Patricia Cottron-Daubigné est professeur de latin dans le marais Poitevin.
Elle a publié dans de nombreuses revues telles que Décharge, Friches, Poésie première, Triages, Contre-allée, et plusieurs recueils dans la petite édition, notamment Soc et Foc, Tarabuste et l’Idée Bleue. Ce sont les éditions de la Différence qui ont fait paraître Croquis Démolition.
Il s’agit d’un petit livre de prose poétique, moins de cent pages, mais qui pèse son poids d’humanité.
L’auteure y fait le récit, avec ses mots de poète, de la délocalisation vers la Bulgarie de l’usine de roulements à billes S.K.F. de Fontenay-le-Comte, où son compagnon a lui-même travaillé avant son licenciement.
Dans un souci de vérité, elle s’est immergée pendant plusieurs semaines dans l’usine, avant sa fermeture, et a pu ainsi vivre, au jour le jour, la vie des ouvriers, en prouvant par cet exemple que l’on peut créer une poésie remarquable en parlant de questions sociales et du quotidien de la vie qui va.
« Dans une usine où ils ne sont plus, je dirai usine, pour l'enfance, pour le père qui usa des jours, tant d'heures chaque jour, usine pour la vérité du bruit dans le mot, du cambouis du goudron dans le mot et jusque sous les ongles, entreprise on doit dire, ça ferait moins de machines à répétition, on serait pris entre soi consentants et propres, mais je dirai usine, là où ils ne sont plus, je dirai usine, pour l'enfance, pour le père dont elle a pris le corps, pour le père et tous qui donnent leur sérieux et leur savoir, le geste et même sa répétition à usiner des pièces ; n'entreprennent pas les ouvriers ils font. »
In Croquis-Démolition © La Différence, 2011 p. 12
Elle a capté leur confiance. Ils lui ont confié leurs désarrois devant cet inéluctable dont seul restera un petit livre, cette infime, dérisoire et pourtant inoubliable trace de poésie.
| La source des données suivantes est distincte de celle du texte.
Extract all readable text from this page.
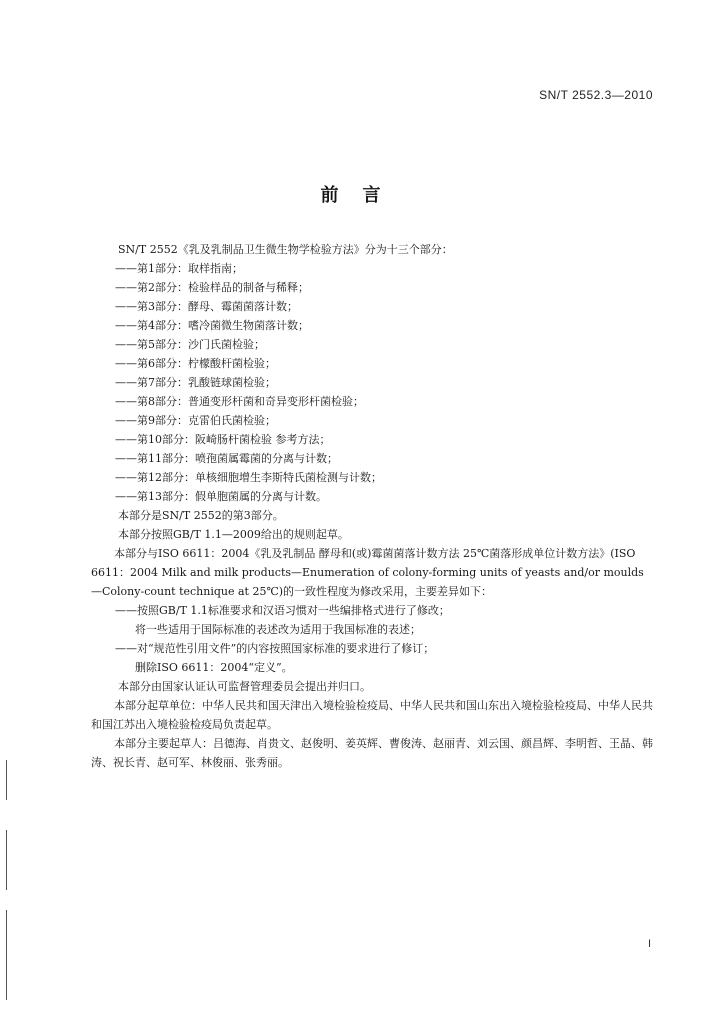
SN/T 2552.3—2010
前言
SN/T 2552《乳及乳制品卫生微生物学检验方法》分为十三个部分：
——第1部分：取样指南；
——第2部分：检验样品的制备与稀释；
——第3部分：酵母、霉菌菌落计数；
——第4部分：嗜冷菌微生物菌落计数；
——第5部分：沙门氏菌检验；
——第6部分：柠檬酸杆菌检验；
——第7部分：乳酸链球菌检验；
——第8部分：普通变形杆菌和奇异变形杆菌检验；
——第9部分：克雷伯氏菌检验；
——第10部分：阪崎肠杆菌检验 参考方法；
——第11部分：喷孢菌属霉菌的分离与计数；
——第12部分：单核细胞增生李斯特氏菌检测与计数；
——第13部分：假单胞菌属的分离与计数。
本部分是SN/T 2552的第3部分。
本部分按照GB/T 1.1—2009给出的规则起草。
本部分与ISO 6611：2004《乳及乳制品 酵母和(或)霉菌菌落计数方法 25℃菌落形成单位计数方法》(ISO 6611：2004 Milk and milk products—Enumeration of colony-forming units of yeasts and/or moulds—Colony-count technique at 25℃)的一致性程度为修改采用，主要差异如下：
——按照GB/T 1.1标准要求和汉语习惯对一些编排格式进行了修改；
将一些适用于国际标准的表述改为适用于我国标准的表述；
——对“规范性引用文件”的内容按照国家标准的要求进行了修订；
删除ISO 6611：2004“定义”。
本部分由国家认证认可监督管理委员会提出并归口。
本部分起草单位：中华人民共和国天津出入境检验检疫局、中华人民共和国山东出入境检验检疫局、中华人民共和国江苏出入境检验检疫局负责起草。
本部分主要起草人：吕德海、肖贵文、赵俊明、姜英辉、曹俊涛、赵丽青、刘云国、颜昌辉、李明哲、王晶、韩涛、祝长青、赵可军、林俊丽、张秀丽。
I
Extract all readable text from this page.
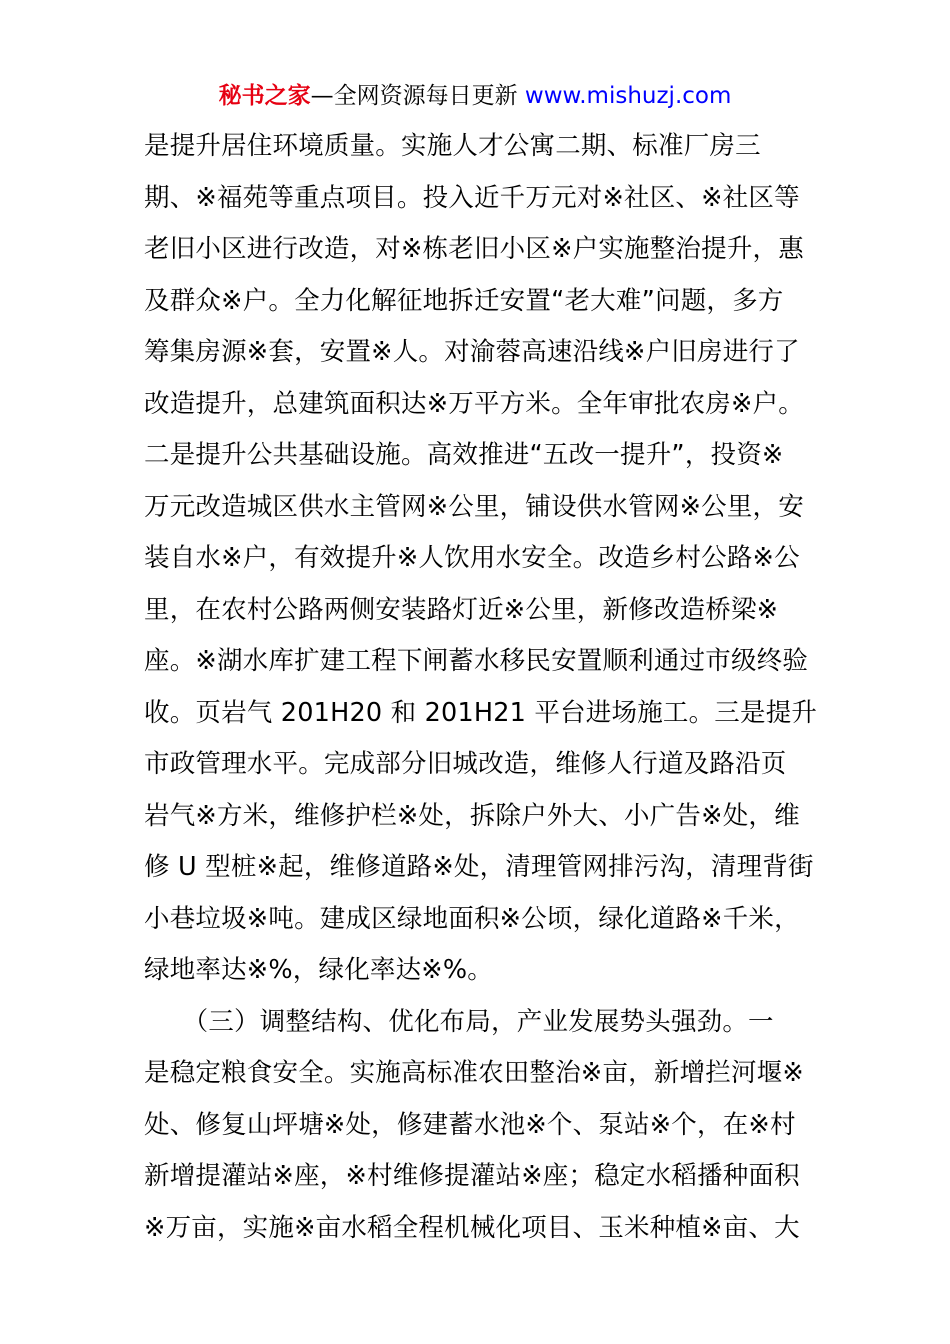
秘书之家—全网资源每日更新 www.mishuzj.com
是提升居住环境质量。实施人才公寓二期、标准厂房三
期、※福苑等重点项目。投入近千万元对※社区、※社区等
老旧小区进行改造，对※栋老旧小区※户实施整治提升，惠
及群众※户。全力化解征地拆迁安置“老大难”问题，多方
筹集房源※套，安置※人。对渝蓉高速沿线※户旧房进行了
改造提升，总建筑面积达※万平方米。全年审批农房※户。
二是提升公共基础设施。高效推进“五改一提升”，投资※
万元改造城区供水主管网※公里，铺设供水管网※公里，安
装自水※户，有效提升※人饮用水安全。改造乡村公路※公
里，在农村公路两侧安装路灯近※公里，新修改造桥梁※
座。※湖水库扩建工程下闸蓄水移民安置顺利通过市级终验
收。页岩气 201H20 和 201H21 平台进场施工。三是提升
市政管理水平。完成部分旧城改造，维修人行道及路沿页
岩气※方米，维修护栏※处，拆除户外大、小广告※处，维
修 U 型桩※起，维修道路※处，清理管网排污沟，清理背街
小巷垃圾※吨。建成区绿地面积※公顷，绿化道路※千米，
绿地率达※%，绿化率达※%。
　　（三）调整结构、优化布局，产业发展势头强劲。一
是稳定粮食安全。实施高标准农田整治※亩，新增拦河堰※
处、修复山坪塘※处，修建蓄水池※个、泵站※个，在※村
新增提灌站※座，※村维修提灌站※座；稳定水稻播种面积
※万亩，实施※亩水稻全程机械化项目、玉米种植※亩、大
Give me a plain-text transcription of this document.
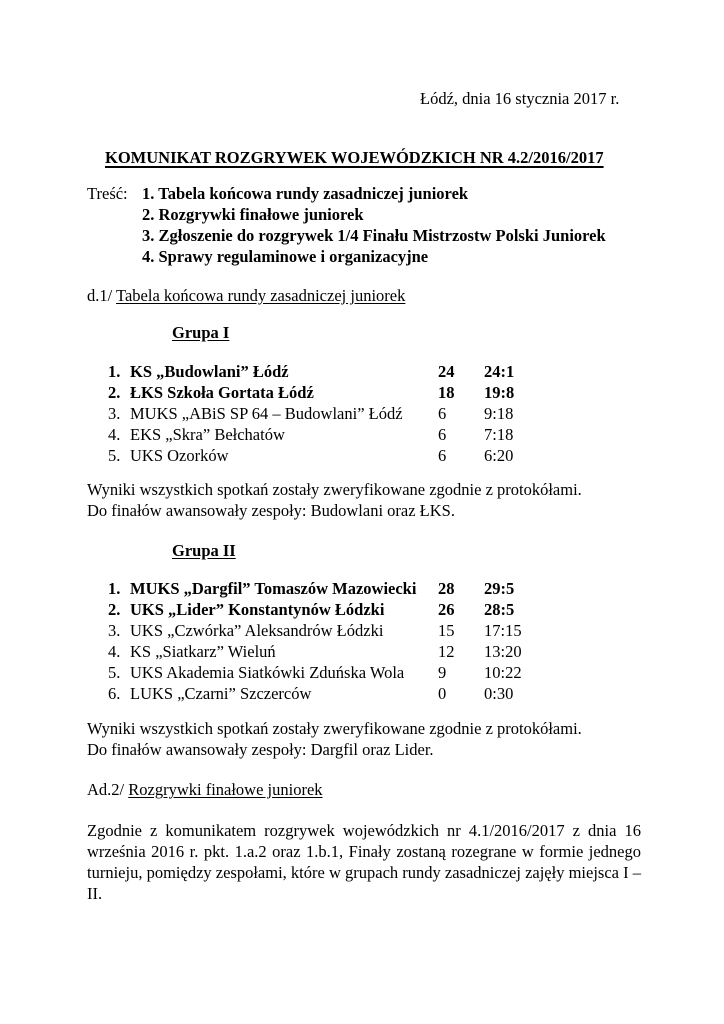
Łódź, dnia 16 stycznia 2017 r.
KOMUNIKAT ROZGRYWEK WOJEWÓDZKICH NR 4.2/2016/2017
Treść: 1. Tabela końcowa rundy zasadniczej juniorek
2. Rozgrywki finałowe juniorek
3. Zgłoszenie do rozgrywek 1/4 Finału Mistrzostw Polski Juniorek
4. Sprawy regulaminowe i organizacyjne
d.1/ Tabela końcowa rundy zasadniczej juniorek
Grupa I
1. KS „Budowlani” Łódź	24 24:1
2. ŁKS Szkoła Gortata Łódź	18 19:8
3. MUKS „ABiS SP 64 – Budowlani” Łódź 6 9:18
4. EKS „Skra” Bełchatów	6 7:18
5. UKS Ozorków	6 6:20
Wyniki wszystkich spotkań zostały zweryfikowane zgodnie z protokółami.
Do finałów awansowały zespoły: Budowlani oraz ŁKS.
Grupa II
1. MUKS „Dargfil” Tomaszów Mazowiecki 28 29:5
2. UKS „Lider” Konstantynów Łódzki	26 28:5
3. UKS „Czwórka” Aleksandrów Łódzki	15 17:15
4. KS „Siatkarz” Wieluń	12 13:20
5. UKS Akademia Siatkówki Zduńska Wola 9 10:22
6. LUKS „Czarni” Szczerców	0 0:30
Wyniki wszystkich spotkań zostały zweryfikowane zgodnie z protokółami.
Do finałów awansowały zespoły: Dargfil oraz Lider.
Ad.2/ Rozgrywki finałowe juniorek
Zgodnie z komunikatem rozgrywek wojewódzkich nr 4.1/2016/2017 z dnia 16 września 2016 r. pkt. 1.a.2 oraz 1.b.1, Finały zostaną rozegrane w formie jednego turnieju, pomiędzy zespołami, które w grupach rundy zasadniczej zajęły miejsca I – II.
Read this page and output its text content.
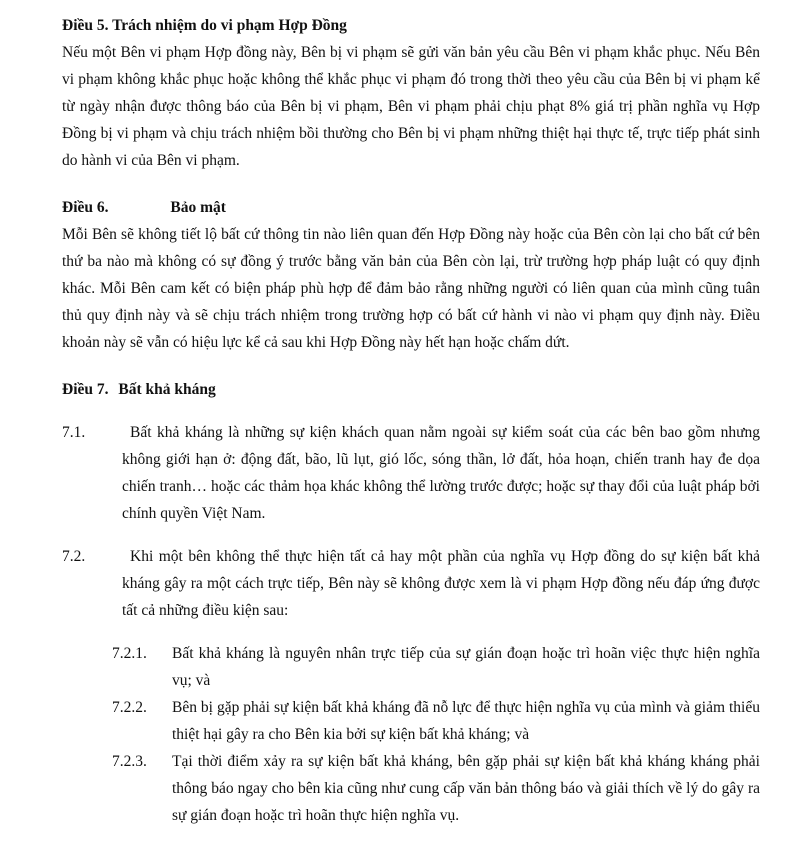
Điều 5. Trách nhiệm do vi phạm Hợp Đồng

Nếu một Bên vi phạm Hợp đồng này, Bên bị vi phạm sẽ gửi văn bản yêu cầu Bên vi phạm khắc phục. Nếu Bên vi phạm không khắc phục hoặc không thể khắc phục vi phạm đó trong thời theo yêu cầu của Bên bị vi phạm kể từ ngày nhận được thông báo của Bên bị vi phạm, Bên vi phạm phải chịu phạt 8% giá trị phần nghĩa vụ Hợp Đồng bị vi phạm và chịu trách nhiệm bồi thường cho Bên bị vi phạm những thiệt hại thực tế, trực tiếp phát sinh do hành vi của Bên vi phạm.

Điều 6.	Bảo mật

Mỗi Bên sẽ không tiết lộ bất cứ thông tin nào liên quan đến Hợp Đồng này hoặc của Bên còn lại cho bất cứ bên thứ ba nào mà không có sự đồng ý trước bằng văn bản của Bên còn lại, trừ trường hợp pháp luật có quy định khác. Mỗi Bên cam kết có biện pháp phù hợp để đảm bảo rằng những người có liên quan của mình cũng tuân thủ quy định này và sẽ chịu trách nhiệm trong trường hợp có bất cứ hành vi nào vi phạm quy định này. Điều khoản này sẽ vẫn có hiệu lực kể cả sau khi Hợp Đồng này hết hạn hoặc chấm dứt.

Điều 7. Bất khả kháng

7.1.	Bất khả kháng là những sự kiện khách quan nằm ngoài sự kiểm soát của các bên bao gồm nhưng không giới hạn ở: động đất, bão, lũ lụt, gió lốc, sóng thần, lở đất, hỏa hoạn, chiến tranh hay đe dọa chiến tranh… hoặc các thảm họa khác không thể lường trước được; hoặc sự thay đổi của luật pháp bởi chính quyền Việt Nam.
7.2.	Khi một bên không thể thực hiện tất cả hay một phần của nghĩa vụ Hợp đồng do sự kiện bất khả kháng gây ra một cách trực tiếp, Bên này sẽ không được xem là vi phạm Hợp đồng nếu đáp ứng được tất cả những điều kiện sau:
7.2.1.	Bất khả kháng là nguyên nhân trực tiếp của sự gián đoạn hoặc trì hoãn việc thực hiện nghĩa vụ; và
7.2.2.	Bên bị gặp phải sự kiện bất khả kháng đã nỗ lực để thực hiện nghĩa vụ của mình và giảm thiểu thiệt hại gây ra cho Bên kia bởi sự kiện bất khả kháng; và
7.2.3.	Tại thời điểm xảy ra sự kiện bất khả kháng, bên gặp phải sự kiện bất khả kháng kháng phải thông báo ngay cho bên kia cũng như cung cấp văn bản thông báo và giải thích về lý do gây ra sự gián đoạn hoặc trì hoãn thực hiện nghĩa vụ.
« Ce serait donc pour eux, un livre, l'improbable dans à peine une question, « vous allez faire un livre ? ». Ils espèrent, ils voudraient. Ils savent ce que font les livres aux hommes. Devant leurs machines, mains graisseuses et noires, pleins d'odeurs d'huiles brûlées, l'odeur de l'usine, des moteurs, dans le corps, et même dans des endroits secrets du corps, l'odeur encore après la douche, les ouvriers devant leurs machines me demandent un livre, espèrent les mots, ce qui resterait d'eux et de l'usine, tant d'années, après, une trace quand ici tout serait fini. »
Ibid p.19
« Souvent l'expression revenait, insistante, « vous vous rendez compte », comme si de dire à celle qui écrit, qui aurait les mots peut-être, leur phrase, à eux, allait s'imposer, l'injuste, visible, la dureté des jours et le mépris où on les tenait. Oui, je rendrai compte, « 1 300 euros par mois, vous vous rendez compte, au bout de trente ans de boîte ». Je serai l'écho, sa parole à elle suffit. Elle, l'épouse de celui qui n'apportera même plus les 1 300 euros chaque mois ; la lettre est arrivée, l'épouse a des tremblements dans la voix ; « c'est pas facile », ni de l'argent qui manquera, ni de l'homme, l'époux, mâchoires serrées, pas un mot dans les jours, dans les repas, et la nuit sans chaleur. La voix tremble du silence et de la honte, et de la douceur qui manque. Il faudra tant d'énergie pour vivre les jours. Je donnerai leur voix pour témoigner, d'avoir en soi ce qui s'effondre, l'existence sans le travail. »
Ibid p.53
Une visite de l’usine, juste pour l’ambiance, avant la fin…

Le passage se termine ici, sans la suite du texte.